4. Materials and Methods
Total mercury analyser HM-1400 TRX 2 by DURAG GmbH and application examples.
5. Results and discussion
Most plants do not apply any Hg specific reduction methods but benefit from the Hg capture at the existing stages of the flue gas cleaning system. In order to comply with the new emission levels Hg specific reduction measures have to be applied such as for example fuel pretreatment, carbon sorbent injection or boiler bromine addition .
6. Conclusion and perspectives
I will demonstrate the versatile applications of continuous measuring mercury analyzers (Hg CEMS) for continuous emission monitoring as well as for optimization of mercury specific reduction measures. In this context the determination of the ratio of the mercury species present in the flue gas (elemental mercury Hg0 and oxidised mercury Hgn+) at different stages of the flue gas cleaning system is especially of interest. I discuss the advantages of continuous Hg measurement in comparison with discontinuous methods such as long-term sampling and the standard reference method according to EN 13211. I present practical examples using Hg CEMS allowing speciation of Hg0 and Hgn+ for continuous Hg measurements at different stages of the flue gas cleaning system.

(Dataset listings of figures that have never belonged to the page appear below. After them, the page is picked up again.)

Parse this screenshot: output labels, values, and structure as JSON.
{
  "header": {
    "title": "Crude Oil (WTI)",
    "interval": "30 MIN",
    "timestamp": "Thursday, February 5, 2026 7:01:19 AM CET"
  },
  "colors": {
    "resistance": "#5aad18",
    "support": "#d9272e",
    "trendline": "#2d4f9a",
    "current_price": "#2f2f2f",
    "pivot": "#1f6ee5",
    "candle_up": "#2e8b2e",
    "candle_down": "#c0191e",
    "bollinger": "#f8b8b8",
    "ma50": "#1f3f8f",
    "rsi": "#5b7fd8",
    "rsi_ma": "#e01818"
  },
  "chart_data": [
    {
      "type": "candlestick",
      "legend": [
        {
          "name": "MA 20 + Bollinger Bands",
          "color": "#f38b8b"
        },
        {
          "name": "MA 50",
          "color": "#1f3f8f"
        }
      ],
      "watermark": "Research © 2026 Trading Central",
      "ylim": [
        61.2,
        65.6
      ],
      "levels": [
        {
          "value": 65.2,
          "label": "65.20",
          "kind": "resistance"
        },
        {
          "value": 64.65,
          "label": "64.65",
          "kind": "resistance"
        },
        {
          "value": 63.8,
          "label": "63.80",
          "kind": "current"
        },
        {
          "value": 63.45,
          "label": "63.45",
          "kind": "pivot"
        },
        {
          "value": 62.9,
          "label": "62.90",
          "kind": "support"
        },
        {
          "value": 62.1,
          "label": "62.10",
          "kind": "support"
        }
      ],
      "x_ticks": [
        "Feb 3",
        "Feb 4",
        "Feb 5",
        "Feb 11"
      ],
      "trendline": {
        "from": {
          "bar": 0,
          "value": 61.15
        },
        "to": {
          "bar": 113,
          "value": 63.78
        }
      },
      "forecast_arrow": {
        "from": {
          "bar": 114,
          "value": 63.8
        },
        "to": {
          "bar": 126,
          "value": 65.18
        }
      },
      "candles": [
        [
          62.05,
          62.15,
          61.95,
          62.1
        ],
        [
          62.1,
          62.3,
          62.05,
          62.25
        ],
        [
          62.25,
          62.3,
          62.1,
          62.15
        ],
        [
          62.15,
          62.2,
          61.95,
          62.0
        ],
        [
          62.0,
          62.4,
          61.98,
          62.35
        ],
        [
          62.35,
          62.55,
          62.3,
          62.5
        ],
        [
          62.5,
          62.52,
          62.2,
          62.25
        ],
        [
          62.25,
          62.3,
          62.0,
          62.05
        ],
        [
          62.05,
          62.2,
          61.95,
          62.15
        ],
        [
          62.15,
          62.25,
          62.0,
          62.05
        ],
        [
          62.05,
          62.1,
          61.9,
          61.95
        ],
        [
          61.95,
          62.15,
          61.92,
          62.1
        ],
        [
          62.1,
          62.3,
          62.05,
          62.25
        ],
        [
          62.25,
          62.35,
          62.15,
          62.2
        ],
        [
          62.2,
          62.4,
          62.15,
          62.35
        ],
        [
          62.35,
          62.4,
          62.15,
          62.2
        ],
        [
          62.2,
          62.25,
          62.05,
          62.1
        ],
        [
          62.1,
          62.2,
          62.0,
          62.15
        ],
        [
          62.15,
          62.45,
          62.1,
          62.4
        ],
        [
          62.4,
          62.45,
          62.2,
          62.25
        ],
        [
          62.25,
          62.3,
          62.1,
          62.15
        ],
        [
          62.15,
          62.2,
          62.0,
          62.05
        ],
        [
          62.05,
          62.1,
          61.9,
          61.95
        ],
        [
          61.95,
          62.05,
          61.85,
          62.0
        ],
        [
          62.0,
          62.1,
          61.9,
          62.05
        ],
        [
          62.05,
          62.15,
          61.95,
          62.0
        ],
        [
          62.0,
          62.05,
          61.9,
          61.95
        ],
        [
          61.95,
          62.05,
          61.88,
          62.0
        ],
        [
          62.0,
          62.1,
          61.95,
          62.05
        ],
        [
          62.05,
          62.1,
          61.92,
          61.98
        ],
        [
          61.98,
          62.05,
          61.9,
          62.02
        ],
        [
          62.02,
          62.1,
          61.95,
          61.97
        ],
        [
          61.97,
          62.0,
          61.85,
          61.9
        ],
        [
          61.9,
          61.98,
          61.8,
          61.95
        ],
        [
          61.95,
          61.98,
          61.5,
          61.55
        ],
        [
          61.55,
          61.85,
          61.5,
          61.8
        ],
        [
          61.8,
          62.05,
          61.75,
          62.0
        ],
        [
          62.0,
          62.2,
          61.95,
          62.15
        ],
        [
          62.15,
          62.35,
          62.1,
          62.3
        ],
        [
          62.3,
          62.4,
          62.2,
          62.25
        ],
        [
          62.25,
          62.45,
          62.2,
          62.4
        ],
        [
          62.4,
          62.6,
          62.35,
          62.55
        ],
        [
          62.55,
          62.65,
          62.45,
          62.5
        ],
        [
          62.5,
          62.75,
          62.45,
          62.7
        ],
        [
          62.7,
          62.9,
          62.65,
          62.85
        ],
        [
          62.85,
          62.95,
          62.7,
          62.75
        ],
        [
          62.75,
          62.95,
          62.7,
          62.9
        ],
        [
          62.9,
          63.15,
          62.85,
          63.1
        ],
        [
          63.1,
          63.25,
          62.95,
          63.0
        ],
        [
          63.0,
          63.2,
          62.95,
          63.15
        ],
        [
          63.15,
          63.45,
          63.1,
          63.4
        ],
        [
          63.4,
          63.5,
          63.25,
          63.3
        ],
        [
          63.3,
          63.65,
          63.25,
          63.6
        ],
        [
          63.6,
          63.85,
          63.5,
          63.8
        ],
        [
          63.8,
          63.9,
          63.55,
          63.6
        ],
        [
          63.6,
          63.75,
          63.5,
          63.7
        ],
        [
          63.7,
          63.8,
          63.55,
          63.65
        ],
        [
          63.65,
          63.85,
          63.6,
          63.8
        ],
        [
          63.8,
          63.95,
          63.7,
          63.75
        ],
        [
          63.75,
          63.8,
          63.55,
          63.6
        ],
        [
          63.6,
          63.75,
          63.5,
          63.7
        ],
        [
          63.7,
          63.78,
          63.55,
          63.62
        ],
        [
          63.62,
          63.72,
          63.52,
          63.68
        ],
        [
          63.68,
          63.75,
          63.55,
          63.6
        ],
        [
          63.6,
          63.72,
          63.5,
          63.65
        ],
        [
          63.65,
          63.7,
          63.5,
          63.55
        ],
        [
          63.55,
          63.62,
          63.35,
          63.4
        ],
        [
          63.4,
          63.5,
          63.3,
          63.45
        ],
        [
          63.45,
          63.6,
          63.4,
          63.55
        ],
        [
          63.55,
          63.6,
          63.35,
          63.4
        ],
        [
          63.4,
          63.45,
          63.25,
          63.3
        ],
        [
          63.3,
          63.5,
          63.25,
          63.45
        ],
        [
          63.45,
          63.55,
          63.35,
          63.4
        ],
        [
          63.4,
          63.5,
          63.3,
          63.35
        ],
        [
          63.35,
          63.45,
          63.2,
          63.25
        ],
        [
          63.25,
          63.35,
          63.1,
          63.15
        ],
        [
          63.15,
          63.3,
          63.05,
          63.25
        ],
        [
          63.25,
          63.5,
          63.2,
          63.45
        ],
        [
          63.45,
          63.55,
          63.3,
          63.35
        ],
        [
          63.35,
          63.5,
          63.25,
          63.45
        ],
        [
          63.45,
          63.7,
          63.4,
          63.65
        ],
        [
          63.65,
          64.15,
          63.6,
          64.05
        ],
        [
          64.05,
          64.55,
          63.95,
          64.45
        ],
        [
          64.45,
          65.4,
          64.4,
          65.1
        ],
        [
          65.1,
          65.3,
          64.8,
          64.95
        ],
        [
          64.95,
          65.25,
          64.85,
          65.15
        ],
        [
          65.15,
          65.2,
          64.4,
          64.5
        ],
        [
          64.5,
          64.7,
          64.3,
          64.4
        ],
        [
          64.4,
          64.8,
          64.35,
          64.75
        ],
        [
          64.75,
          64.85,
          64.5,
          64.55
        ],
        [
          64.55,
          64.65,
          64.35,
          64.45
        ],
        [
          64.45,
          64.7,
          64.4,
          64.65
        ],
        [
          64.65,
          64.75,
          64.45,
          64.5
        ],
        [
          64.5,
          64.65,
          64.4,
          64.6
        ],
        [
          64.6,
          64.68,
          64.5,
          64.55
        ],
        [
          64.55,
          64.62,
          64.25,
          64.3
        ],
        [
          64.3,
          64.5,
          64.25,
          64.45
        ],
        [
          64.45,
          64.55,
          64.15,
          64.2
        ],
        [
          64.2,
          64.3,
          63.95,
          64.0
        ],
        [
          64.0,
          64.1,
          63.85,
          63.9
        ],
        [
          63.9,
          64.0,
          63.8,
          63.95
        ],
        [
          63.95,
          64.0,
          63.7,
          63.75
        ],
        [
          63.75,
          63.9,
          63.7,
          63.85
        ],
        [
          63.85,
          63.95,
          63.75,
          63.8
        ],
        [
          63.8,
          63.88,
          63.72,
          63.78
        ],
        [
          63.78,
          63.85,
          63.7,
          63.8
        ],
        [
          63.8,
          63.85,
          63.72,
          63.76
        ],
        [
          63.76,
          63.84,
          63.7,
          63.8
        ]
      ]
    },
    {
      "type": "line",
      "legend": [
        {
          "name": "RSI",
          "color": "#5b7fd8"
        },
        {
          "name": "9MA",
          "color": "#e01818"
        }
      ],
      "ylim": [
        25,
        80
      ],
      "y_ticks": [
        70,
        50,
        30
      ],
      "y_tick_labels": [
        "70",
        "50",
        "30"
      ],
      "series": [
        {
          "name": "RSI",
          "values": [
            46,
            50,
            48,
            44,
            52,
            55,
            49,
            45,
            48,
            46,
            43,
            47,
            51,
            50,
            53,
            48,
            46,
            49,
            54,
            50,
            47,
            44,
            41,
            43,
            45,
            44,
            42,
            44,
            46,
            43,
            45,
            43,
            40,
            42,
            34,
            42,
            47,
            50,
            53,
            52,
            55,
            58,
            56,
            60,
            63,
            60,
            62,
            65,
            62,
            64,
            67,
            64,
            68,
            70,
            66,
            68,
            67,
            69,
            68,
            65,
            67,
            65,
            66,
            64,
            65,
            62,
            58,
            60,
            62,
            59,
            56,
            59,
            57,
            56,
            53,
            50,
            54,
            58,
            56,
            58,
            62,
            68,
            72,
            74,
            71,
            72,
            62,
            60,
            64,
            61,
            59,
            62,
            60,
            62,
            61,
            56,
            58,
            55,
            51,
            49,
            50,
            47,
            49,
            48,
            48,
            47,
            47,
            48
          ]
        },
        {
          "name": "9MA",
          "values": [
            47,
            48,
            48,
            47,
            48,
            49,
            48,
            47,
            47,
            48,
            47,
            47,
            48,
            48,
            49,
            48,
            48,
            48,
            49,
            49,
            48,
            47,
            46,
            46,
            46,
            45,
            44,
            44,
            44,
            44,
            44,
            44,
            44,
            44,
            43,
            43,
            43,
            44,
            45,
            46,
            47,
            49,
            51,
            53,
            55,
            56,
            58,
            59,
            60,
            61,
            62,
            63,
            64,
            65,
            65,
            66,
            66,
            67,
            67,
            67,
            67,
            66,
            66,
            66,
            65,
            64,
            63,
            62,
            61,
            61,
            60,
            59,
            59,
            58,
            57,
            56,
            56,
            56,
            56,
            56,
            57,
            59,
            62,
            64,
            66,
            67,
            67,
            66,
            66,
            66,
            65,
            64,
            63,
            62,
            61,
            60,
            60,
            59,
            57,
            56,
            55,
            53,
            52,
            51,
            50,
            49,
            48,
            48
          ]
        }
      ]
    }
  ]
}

 UNEP, Global Mercury Assessment 2018: Sources, Emissions, Releases and Environmental Transport, UNEP Chemicals, Branch, Geneva, Switzerland, 2018.
 T. Lecomte, J. F. Ferreira de la Fuente, F. Neuwahl, M. Canova, A. Pinasseau, I. Jankov, T. Brinkmann, S. Roudier, L. D. Sancho,
Best Available Techniques (BAT) Reference Document for Large Combustion Plants, EUR 28836 EN, doi :10.2760/0949, 2017.